Lynnie and Alice’s old landlord was Hasidic, and it took him three years to figure out who was Lynnie and who was Alice because he never looked either of them in the face. But this man is garrulous and friendly. He ushers Lynnie and Raelle inside, where his wife is smiling and nodding under a massive tinkling chandelier. “Thank you, thank you,” they say.
“Would you like a drink?” the woman asks. She goes down the hall and into the kitchen, while the man smiles and nods at them.
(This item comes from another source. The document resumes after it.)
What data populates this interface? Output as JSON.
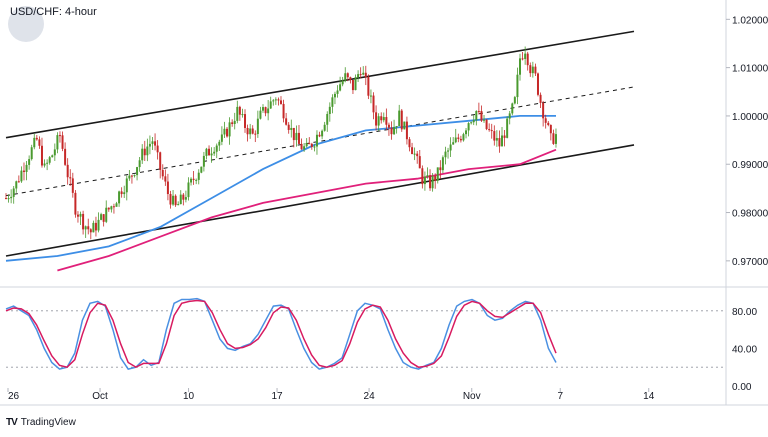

She returns with two plastic cups and a carton of Tropicana. In the kitchen doorway a couple of small girls appear in matching striped dresses, holding hands. They stare in eerie twinnish silence.
“Thank you,” says Lynnie, taking the juice. It’s cold and viscous, like shower gel.
The four of them stand in the hall smiling at each other, while the girls watch the strangers with big eyes. Finally the woman claps her hands and beckons for Lynnie and Raelle to follow her. Lynnie expects to be led to the kitchen, where one or another of them will turn the oven off or the air conditioner on. Instead the woman mounts the staircase, leaning heavily on the banister. Lynnie and Raelle follow, the man bringing up the rear. At the top of the stairs they are motioned into a bedroom.